Mas, dos bilhões que assistirão, duvido que algum de nós assista com a intenção de tornar os executivos da FIFA mais ricos ou o Catar parecer bom. Não é por isso que as pessoas ao redor do mundo nos fusos horários azarados vão acordar de madrugada para assistir ao jogo de sua equipe, amontoando-se em bares antes do café da manhã. Não é por isso que os pais levam seus filhos para comprar camisetas combinando. Dos campos de refugiados da Jordânia às favelas do Rio de Janeiro; dos pubs da Inglaterra às selvas da Colômbia; da movimentada Tóquio ao interior dos muros do Vaticano; dos acampamentos mexicanos de trabalhadores agrícolas migrantes da Califórnia até, sim, as próprias casas dos trabalhadores migrantes que vivem e trabalham no Catar – pessoas de todas as raças, cores e credos vão parar. Eles vão assistir. Eles serão reunidos por algo que não é uma crise, que não é um desastre, que não é uma economia de mercado que nos vê apenas como insumos ou produtos.

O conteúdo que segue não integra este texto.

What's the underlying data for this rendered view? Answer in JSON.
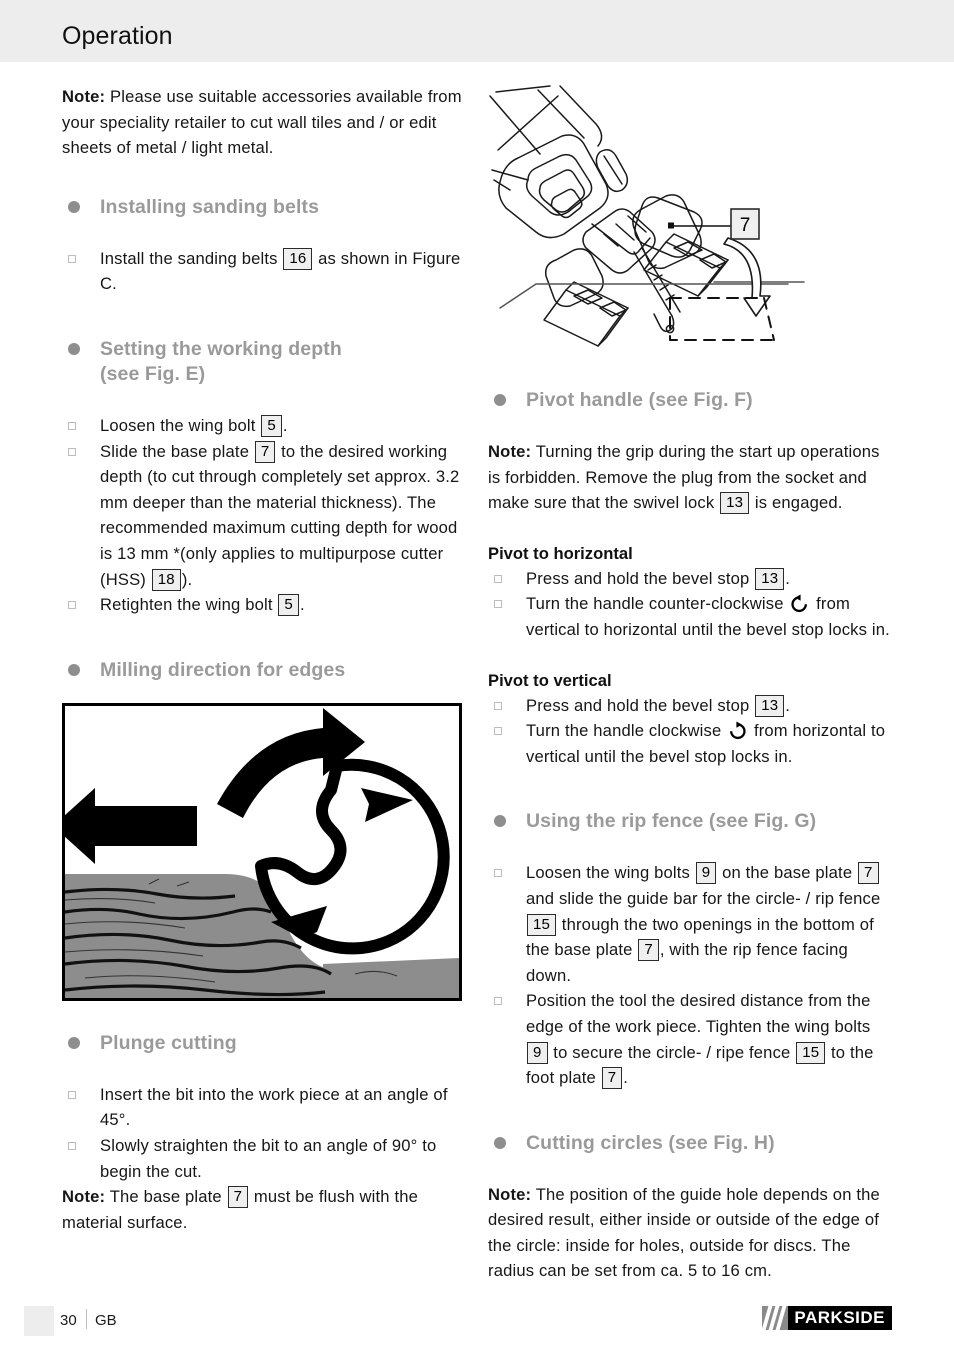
{
  "header": {
    "title": "Operation"
  },
  "colors": {
    "header_band": "#ededed",
    "heading_gray": "#9a9a9a",
    "bullet_gray": "#8e8e8e",
    "ref_box_fill": "#efefef",
    "logo_black": "#000000",
    "logo_gray": "#8a8a8a"
  },
  "left_column": {
    "intro_note": {
      "lead": "Note:",
      "text": " Please use suitable accessories available from your speciality retailer to cut wall tiles and / or edit sheets of metal / light metal."
    },
    "section_installing": {
      "heading": "Installing sanding belts",
      "items": [
        {
          "pre": "Install the sanding belts ",
          "ref": "16",
          "post": " as shown in Figure C."
        }
      ]
    },
    "section_depth": {
      "heading_line1": "Setting the working depth",
      "heading_line2": "(see Fig. E)",
      "items": [
        {
          "pre": "Loosen the wing bolt ",
          "ref": "5",
          "post": "."
        },
        {
          "pre": "Slide the base plate ",
          "ref": "7",
          "mid": " to the desired working depth (to cut through completely set approx. 3.2 mm deeper than the material thickness). The recommended maximum cutting depth for wood is 13 mm *(only applies to multipurpose cutter (HSS) ",
          "ref2": "18",
          "post": ")."
        },
        {
          "pre": "Retighten the wing bolt ",
          "ref": "5",
          "post": "."
        }
      ]
    },
    "section_milling": {
      "heading": "Milling direction for edges",
      "figure_name": "milling-direction-diagram",
      "figure_description": "Wood workpiece with feed arrow pointing left and a rotating cutter with curved clockwise arrows"
    },
    "section_plunge": {
      "heading": "Plunge cutting",
      "items": [
        {
          "text": "Insert the bit into the work piece at an angle of 45°."
        },
        {
          "text": "Slowly straighten the bit to an angle of 90° to begin the cut."
        }
      ],
      "note": {
        "lead": "Note:",
        "pre": " The base plate ",
        "ref": "7",
        "post": " must be flush with the material surface."
      }
    }
  },
  "right_column": {
    "figure_top": {
      "figure_name": "tool-base-plate-diagram",
      "callout": "7",
      "description": "Line drawing of the power tool tilted with base plate callout 7 and a curved down arrow to a dashed outline"
    },
    "section_pivot": {
      "heading": "Pivot handle (see Fig. F)",
      "note": {
        "lead": "Note:",
        "pre": " Turning the grip during the start up operations is forbidden. Remove the plug from the socket and make sure that the swivel lock ",
        "ref": "13",
        "post": " is engaged."
      },
      "horizontal": {
        "subhead": "Pivot to horizontal",
        "items": [
          {
            "pre": "Press and hold the bevel stop ",
            "ref": "13",
            "post": "."
          },
          {
            "pre": "Turn the handle counter-clockwise ",
            "icon": "rotate-counter-clockwise-icon",
            "post": " from vertical to horizontal until the bevel stop locks in."
          }
        ]
      },
      "vertical": {
        "subhead": "Pivot to vertical",
        "items": [
          {
            "pre": "Press and hold the bevel stop ",
            "ref": "13",
            "post": "."
          },
          {
            "pre": "Turn the handle clockwise ",
            "icon": "rotate-clockwise-icon",
            "post": " from horizontal to vertical until the bevel stop locks in."
          }
        ]
      }
    },
    "section_rip_fence": {
      "heading": "Using the rip fence (see Fig. G)",
      "items": [
        {
          "pre": "Loosen the wing bolts ",
          "ref": "9",
          "mid": " on the base plate ",
          "ref2": "7",
          "mid2": " and slide the guide bar for the circle- / rip fence ",
          "ref3": "15",
          "mid3": " through the two openings in the bottom of the base plate ",
          "ref4": "7",
          "post": ", with the rip fence facing down."
        },
        {
          "pre": "Position the tool the desired distance from the edge of the work piece. Tighten the wing bolts ",
          "ref": "9",
          "mid": " to secure the circle- / ripe fence ",
          "ref2": "15",
          "mid2": " to the foot plate ",
          "ref3": "7",
          "post": "."
        }
      ]
    },
    "section_cutting_circles": {
      "heading": "Cutting circles (see Fig. H)",
      "note": {
        "lead": "Note:",
        "text": " The position of the guide hole depends on the desired result, either inside or outside of the edge of the circle: inside for holes, outside for discs. The radius can be set from ca. 5 to 16 cm."
      }
    }
  },
  "footer": {
    "page_number": "30",
    "language": "GB",
    "logo_text": "PARKSIDE"
  }
}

Aceitamos a hipocrisia comercializada, corrupta e amiga do ditador que vem ao ligar a TV como o preço moral que temos de pagar para conseguir o que queremos; o que precisamos; o que sentimos falta por quatro longos anos. E essa coisa é mágica. Essa coisa é pertencente. Aquilo são os sons que você faz involuntariamente quando a bola passa raspando na ponta dos dedos do goleiro… será que vai quicar na trave? Será que vai bater no fundo da rede? Milhões estão assistindo em tempo real. Assombrado, esperançoso, desamparado agora, observando o destino de sua tribo navegar pelo ar e… Gol! GOLAZOOOO! Não posso acreditar, vou chorar! GOOOOOOL!

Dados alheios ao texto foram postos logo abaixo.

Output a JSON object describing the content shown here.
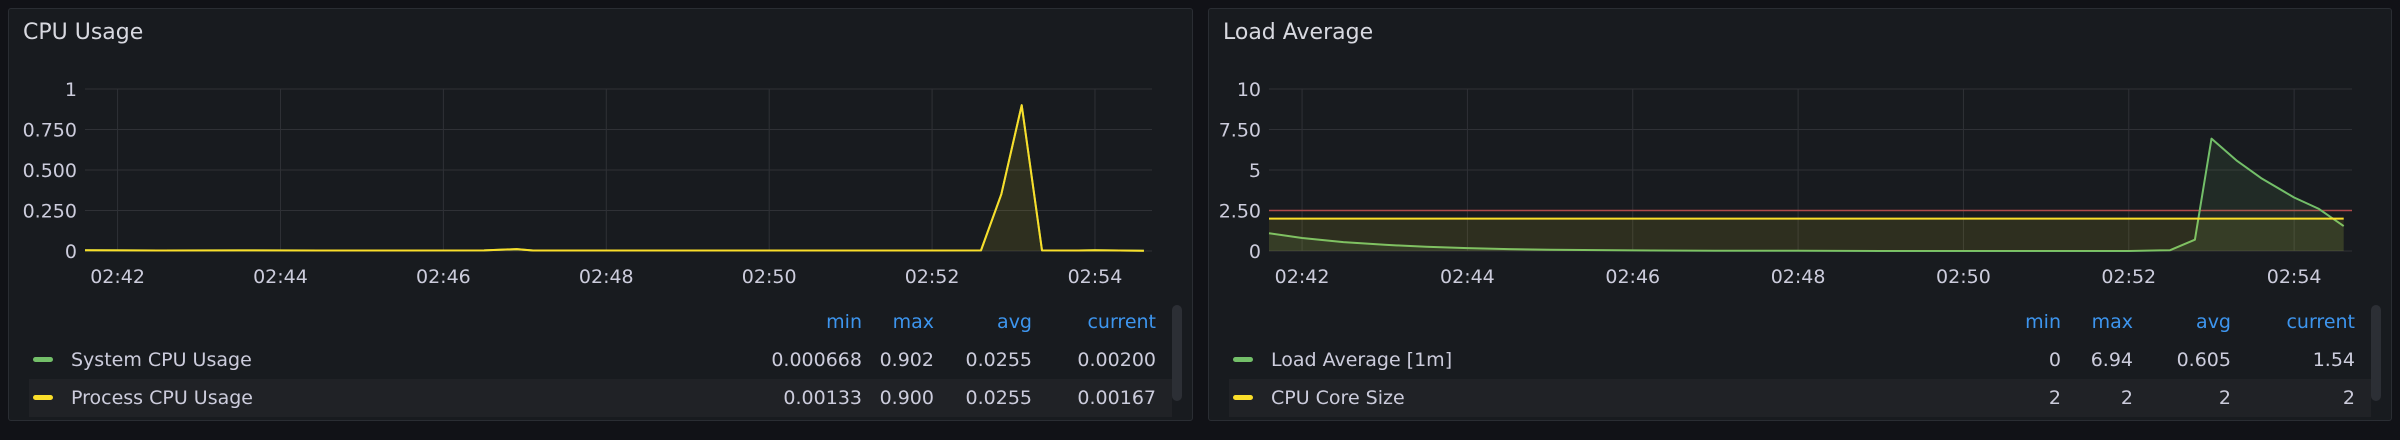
{
  "colors": {
    "green": "#73bf69",
    "yellow": "#fade2a",
    "threshold": "#b04a4a",
    "grid": "#2f3136",
    "header": "#3d95ee"
  },
  "legend_headers": {
    "min": "min",
    "max": "max",
    "avg": "avg",
    "current": "current"
  },
  "panels": {
    "cpu": {
      "title": "CPU Usage",
      "legend": [
        {
          "name": "System CPU Usage",
          "color": "green",
          "min": "0.000668",
          "max": "0.902",
          "avg": "0.0255",
          "current": "0.00200"
        },
        {
          "name": "Process CPU Usage",
          "color": "yellow",
          "min": "0.00133",
          "max": "0.900",
          "avg": "0.0255",
          "current": "0.00167"
        }
      ]
    },
    "load": {
      "title": "Load Average",
      "legend": [
        {
          "name": "Load Average [1m]",
          "color": "green",
          "min": "0",
          "max": "6.94",
          "avg": "0.605",
          "current": "1.54"
        },
        {
          "name": "CPU Core Size",
          "color": "yellow",
          "min": "2",
          "max": "2",
          "avg": "2",
          "current": "2"
        }
      ]
    }
  },
  "chart_data": [
    {
      "type": "line",
      "title": "CPU Usage",
      "x_ticks": [
        "02:42",
        "02:44",
        "02:46",
        "02:48",
        "02:50",
        "02:52",
        "02:54"
      ],
      "y_ticks": [
        "0",
        "0.250",
        "0.500",
        "0.750",
        "1"
      ],
      "ylim": [
        0,
        1
      ],
      "xlim_minutes": [
        41.6,
        54.7
      ],
      "grid": true,
      "legend_position": "bottom",
      "series": [
        {
          "name": "System CPU Usage",
          "color": "green",
          "fill": false,
          "points": [
            [
              41.6,
              0.005
            ],
            [
              42.5,
              0.003
            ],
            [
              43.5,
              0.004
            ],
            [
              44.5,
              0.003
            ],
            [
              45.5,
              0.003
            ],
            [
              46.5,
              0.004
            ],
            [
              46.9,
              0.012
            ],
            [
              47.1,
              0.003
            ],
            [
              48,
              0.003
            ],
            [
              49,
              0.003
            ],
            [
              50,
              0.003
            ],
            [
              51,
              0.003
            ],
            [
              52,
              0.003
            ],
            [
              52.6,
              0.004
            ],
            [
              52.85,
              0.35
            ],
            [
              53.1,
              0.9
            ],
            [
              53.35,
              0.004
            ],
            [
              53.8,
              0.003
            ],
            [
              54,
              0.005
            ],
            [
              54.6,
              0.002
            ]
          ]
        },
        {
          "name": "Process CPU Usage",
          "color": "yellow",
          "fill": true,
          "points": [
            [
              41.6,
              0.005
            ],
            [
              42.5,
              0.003
            ],
            [
              43.5,
              0.004
            ],
            [
              44.5,
              0.003
            ],
            [
              45.5,
              0.003
            ],
            [
              46.5,
              0.004
            ],
            [
              46.9,
              0.012
            ],
            [
              47.1,
              0.003
            ],
            [
              48,
              0.003
            ],
            [
              49,
              0.003
            ],
            [
              50,
              0.003
            ],
            [
              51,
              0.003
            ],
            [
              52,
              0.003
            ],
            [
              52.6,
              0.004
            ],
            [
              52.85,
              0.35
            ],
            [
              53.1,
              0.9
            ],
            [
              53.35,
              0.004
            ],
            [
              53.8,
              0.003
            ],
            [
              54,
              0.005
            ],
            [
              54.6,
              0.002
            ]
          ]
        }
      ]
    },
    {
      "type": "line",
      "title": "Load Average",
      "x_ticks": [
        "02:42",
        "02:44",
        "02:46",
        "02:48",
        "02:50",
        "02:52",
        "02:54"
      ],
      "y_ticks": [
        "0",
        "2.50",
        "5",
        "7.50",
        "10"
      ],
      "ylim": [
        0,
        10
      ],
      "xlim_minutes": [
        41.6,
        54.7
      ],
      "grid": true,
      "legend_position": "bottom",
      "threshold": 2.5,
      "series": [
        {
          "name": "Load Average [1m]",
          "color": "green",
          "fill": true,
          "points": [
            [
              41.6,
              1.1
            ],
            [
              42,
              0.8
            ],
            [
              42.5,
              0.55
            ],
            [
              43,
              0.38
            ],
            [
              43.5,
              0.26
            ],
            [
              44,
              0.18
            ],
            [
              44.5,
              0.12
            ],
            [
              45,
              0.08
            ],
            [
              46,
              0.04
            ],
            [
              47,
              0.02
            ],
            [
              48,
              0.01
            ],
            [
              49,
              0
            ],
            [
              50,
              0
            ],
            [
              51,
              0
            ],
            [
              52,
              0
            ],
            [
              52.5,
              0.05
            ],
            [
              52.8,
              0.7
            ],
            [
              53.0,
              6.94
            ],
            [
              53.3,
              5.6
            ],
            [
              53.6,
              4.5
            ],
            [
              54.0,
              3.3
            ],
            [
              54.3,
              2.6
            ],
            [
              54.6,
              1.54
            ]
          ]
        },
        {
          "name": "CPU Core Size",
          "color": "yellow",
          "fill": true,
          "points": [
            [
              41.6,
              2
            ],
            [
              54.6,
              2
            ]
          ]
        }
      ]
    }
  ]
}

Neste mundo fragmentado, onde as guerras em um canto do mundo podem impactar os preços dos alimentos em outro; onde tantas pessoas se sentem como pouco mais que barcos de papel em grandes oceanos de correntes invisíveis; a Copa do Mundo oferece o que está faltando – o que as sociedades em todo o mundo parecem ansiar: algo mais nobre do que mera ambição ou conforto pessoal, mas que, no entanto, esteja inteiramente, totalmente relacionado a você. Isso o enraizará em seu lugar e ainda lhe dará memórias para compartilhar com um completo estranho.